Stuxnet began spreading in early 2009. It’s unclear who wrote the worm, or why, but a consensus is gathering that a government (probably Israel’s) created the worm to sabotage the Iranian nuclear program. Stuxnet seeks out and silently hijacks factory control software written by Siemens. Once it infects the computers running that software, it can command uranium-enriching centrifuges to spin out of control, thereby destroying them.

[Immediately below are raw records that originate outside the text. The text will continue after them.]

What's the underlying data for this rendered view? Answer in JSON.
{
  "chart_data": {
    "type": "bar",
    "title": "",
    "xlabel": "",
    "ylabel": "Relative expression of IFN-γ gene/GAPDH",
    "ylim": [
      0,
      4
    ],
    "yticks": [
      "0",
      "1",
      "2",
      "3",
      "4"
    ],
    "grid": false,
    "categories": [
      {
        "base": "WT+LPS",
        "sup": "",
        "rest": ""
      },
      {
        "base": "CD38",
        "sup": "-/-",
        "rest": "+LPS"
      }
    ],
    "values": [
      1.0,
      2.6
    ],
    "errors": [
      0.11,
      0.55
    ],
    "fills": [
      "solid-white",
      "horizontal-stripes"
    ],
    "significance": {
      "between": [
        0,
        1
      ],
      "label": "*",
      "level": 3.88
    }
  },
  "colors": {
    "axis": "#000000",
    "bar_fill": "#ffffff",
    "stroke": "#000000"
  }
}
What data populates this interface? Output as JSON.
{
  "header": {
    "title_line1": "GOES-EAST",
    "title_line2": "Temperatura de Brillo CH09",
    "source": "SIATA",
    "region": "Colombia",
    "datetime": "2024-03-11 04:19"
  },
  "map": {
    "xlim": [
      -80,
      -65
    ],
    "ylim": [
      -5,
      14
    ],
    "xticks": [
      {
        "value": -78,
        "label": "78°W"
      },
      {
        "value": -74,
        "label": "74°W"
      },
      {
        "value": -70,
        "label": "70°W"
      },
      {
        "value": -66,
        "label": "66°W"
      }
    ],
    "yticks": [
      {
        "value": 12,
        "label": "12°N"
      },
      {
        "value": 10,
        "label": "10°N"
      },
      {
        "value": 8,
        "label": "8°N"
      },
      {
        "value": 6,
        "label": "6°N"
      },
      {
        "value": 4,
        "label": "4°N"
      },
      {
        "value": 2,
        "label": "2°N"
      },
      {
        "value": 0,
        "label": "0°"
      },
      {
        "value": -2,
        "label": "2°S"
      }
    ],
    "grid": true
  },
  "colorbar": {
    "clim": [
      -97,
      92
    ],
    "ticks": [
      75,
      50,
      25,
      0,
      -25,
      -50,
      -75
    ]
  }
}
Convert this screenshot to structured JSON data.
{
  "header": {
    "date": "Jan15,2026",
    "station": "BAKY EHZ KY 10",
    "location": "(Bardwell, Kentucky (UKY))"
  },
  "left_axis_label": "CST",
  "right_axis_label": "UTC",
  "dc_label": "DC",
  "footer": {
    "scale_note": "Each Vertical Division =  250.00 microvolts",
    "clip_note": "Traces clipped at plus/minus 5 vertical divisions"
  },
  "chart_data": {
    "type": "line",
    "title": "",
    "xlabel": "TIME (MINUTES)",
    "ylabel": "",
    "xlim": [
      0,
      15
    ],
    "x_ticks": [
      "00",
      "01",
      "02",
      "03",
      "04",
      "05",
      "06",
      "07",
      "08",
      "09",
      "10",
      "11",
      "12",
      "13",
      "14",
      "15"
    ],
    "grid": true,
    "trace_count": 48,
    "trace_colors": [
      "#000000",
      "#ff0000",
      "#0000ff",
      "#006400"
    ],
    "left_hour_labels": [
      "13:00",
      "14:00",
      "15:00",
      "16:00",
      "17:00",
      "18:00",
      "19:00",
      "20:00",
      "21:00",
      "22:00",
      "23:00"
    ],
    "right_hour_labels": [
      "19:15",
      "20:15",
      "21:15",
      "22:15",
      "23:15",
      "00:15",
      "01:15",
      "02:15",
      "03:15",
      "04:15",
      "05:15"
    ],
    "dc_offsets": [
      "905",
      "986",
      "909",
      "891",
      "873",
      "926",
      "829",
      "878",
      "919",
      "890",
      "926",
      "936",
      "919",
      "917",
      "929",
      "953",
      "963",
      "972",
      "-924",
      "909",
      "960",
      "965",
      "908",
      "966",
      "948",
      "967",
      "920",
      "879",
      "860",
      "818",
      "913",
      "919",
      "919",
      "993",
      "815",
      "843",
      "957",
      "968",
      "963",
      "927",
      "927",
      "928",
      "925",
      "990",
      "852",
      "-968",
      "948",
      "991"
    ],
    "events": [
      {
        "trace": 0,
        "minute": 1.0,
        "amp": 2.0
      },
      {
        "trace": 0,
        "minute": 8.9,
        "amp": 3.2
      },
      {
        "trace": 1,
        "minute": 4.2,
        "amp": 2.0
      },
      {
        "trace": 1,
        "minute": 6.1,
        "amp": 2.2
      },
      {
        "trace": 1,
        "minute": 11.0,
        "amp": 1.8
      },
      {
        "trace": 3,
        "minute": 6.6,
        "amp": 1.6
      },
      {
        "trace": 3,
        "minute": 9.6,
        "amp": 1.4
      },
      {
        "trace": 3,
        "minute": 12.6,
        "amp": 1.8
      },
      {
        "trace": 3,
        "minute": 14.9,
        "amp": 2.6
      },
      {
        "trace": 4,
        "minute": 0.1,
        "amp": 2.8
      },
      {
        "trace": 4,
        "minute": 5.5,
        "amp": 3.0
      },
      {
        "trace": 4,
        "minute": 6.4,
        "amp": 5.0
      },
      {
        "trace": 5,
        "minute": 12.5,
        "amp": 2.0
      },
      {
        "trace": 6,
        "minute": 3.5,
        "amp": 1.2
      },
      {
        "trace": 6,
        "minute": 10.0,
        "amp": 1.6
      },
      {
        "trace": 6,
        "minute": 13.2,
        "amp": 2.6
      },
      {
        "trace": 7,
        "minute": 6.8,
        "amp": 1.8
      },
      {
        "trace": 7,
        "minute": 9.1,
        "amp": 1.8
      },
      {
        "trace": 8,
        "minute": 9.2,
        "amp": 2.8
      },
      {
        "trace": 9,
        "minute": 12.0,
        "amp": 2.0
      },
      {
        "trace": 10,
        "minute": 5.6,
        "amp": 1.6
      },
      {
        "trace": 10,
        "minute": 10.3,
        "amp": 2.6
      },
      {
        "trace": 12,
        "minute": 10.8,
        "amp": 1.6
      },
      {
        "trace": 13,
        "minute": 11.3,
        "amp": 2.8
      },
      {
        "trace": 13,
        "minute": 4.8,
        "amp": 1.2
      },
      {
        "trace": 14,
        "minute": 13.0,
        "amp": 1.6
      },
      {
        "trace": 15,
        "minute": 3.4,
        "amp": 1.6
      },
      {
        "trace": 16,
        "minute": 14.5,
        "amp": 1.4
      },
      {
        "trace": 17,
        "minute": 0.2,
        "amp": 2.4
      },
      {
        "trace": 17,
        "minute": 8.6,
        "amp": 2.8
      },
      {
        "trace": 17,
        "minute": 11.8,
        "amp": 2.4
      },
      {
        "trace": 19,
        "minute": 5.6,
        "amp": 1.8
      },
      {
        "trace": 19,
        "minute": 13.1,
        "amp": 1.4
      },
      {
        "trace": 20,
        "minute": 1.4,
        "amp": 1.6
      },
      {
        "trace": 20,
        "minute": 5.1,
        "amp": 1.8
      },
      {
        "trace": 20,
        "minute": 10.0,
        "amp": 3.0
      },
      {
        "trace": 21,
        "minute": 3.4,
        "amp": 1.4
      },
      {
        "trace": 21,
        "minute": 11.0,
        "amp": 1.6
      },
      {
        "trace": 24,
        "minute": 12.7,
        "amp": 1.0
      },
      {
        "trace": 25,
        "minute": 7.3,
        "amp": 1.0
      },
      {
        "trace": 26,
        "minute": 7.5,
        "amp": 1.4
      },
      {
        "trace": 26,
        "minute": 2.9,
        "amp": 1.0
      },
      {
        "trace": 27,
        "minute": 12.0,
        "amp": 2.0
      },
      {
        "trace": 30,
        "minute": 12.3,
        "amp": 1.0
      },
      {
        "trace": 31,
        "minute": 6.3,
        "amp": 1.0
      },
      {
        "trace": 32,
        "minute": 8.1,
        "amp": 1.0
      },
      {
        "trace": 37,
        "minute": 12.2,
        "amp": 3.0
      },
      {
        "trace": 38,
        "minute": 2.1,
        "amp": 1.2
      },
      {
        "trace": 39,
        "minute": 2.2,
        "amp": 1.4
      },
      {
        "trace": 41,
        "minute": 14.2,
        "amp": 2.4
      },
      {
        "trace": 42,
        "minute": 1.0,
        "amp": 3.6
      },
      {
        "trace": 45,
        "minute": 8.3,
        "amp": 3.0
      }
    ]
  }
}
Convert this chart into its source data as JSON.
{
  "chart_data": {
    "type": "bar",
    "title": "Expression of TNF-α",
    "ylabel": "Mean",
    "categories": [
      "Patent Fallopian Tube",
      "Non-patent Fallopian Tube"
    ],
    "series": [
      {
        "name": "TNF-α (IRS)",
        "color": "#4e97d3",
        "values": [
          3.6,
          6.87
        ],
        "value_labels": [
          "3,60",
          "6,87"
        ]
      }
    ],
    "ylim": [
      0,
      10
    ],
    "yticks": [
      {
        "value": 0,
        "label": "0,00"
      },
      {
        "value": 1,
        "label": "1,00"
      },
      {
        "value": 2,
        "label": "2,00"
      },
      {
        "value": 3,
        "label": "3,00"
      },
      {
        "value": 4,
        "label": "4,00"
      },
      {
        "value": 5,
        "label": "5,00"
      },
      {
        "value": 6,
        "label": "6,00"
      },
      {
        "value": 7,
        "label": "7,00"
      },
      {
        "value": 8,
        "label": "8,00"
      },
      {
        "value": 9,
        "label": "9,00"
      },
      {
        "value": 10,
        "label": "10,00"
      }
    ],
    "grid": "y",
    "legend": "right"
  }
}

Computers such as these are kept disconnected from the Internet, so getting Stuxnet to its target probably required someone to load the worm onto a USB stick used by a plant employee or contractor. Once that person plugged his USB stick in at work, Stuxnet probably began crawling through the plant’s local-area network, searching for the right computer to hijack. Exactly how much damage it did, we don’t know, but the Iranian nuclear program did appear to slow, and last November Iranian president Mahmoud Ahmadinejad confirmed that a malicious computer program caused “problems” with centrifuges.

But somehow Stuxnet also made it to the Internet, and by last fall, the worm had infected hundreds of thousands of computers in at least 155 countries. Siemens says that to date, only 15 industrial facilities worldwide have been infected. So far, nothing has happened that we know of, but the potential for mischief is still high.

The operating system that Stuxnet is designed to hijack controls pipelines, conveyor belts, boilers, alarm systems and access controls, among other things, and experts warn that it and similar worms could, in theory, blow up factory boilers, destroy gas pipelines, sabotage power plants, and disrupt power grids. Now that Stuxnet has given hackers a sophisticated blueprint for creating such worms, many cybersecurity wonks are thoroughly freaked out.

How We Can Do Better

Cybersecurity consultant Stephen Spoonamore says that we should immediately redesign all critical infrastructure to “fail open,” meaning that in the event of a cyber attack, the system will default to a basic operating mode and keep running.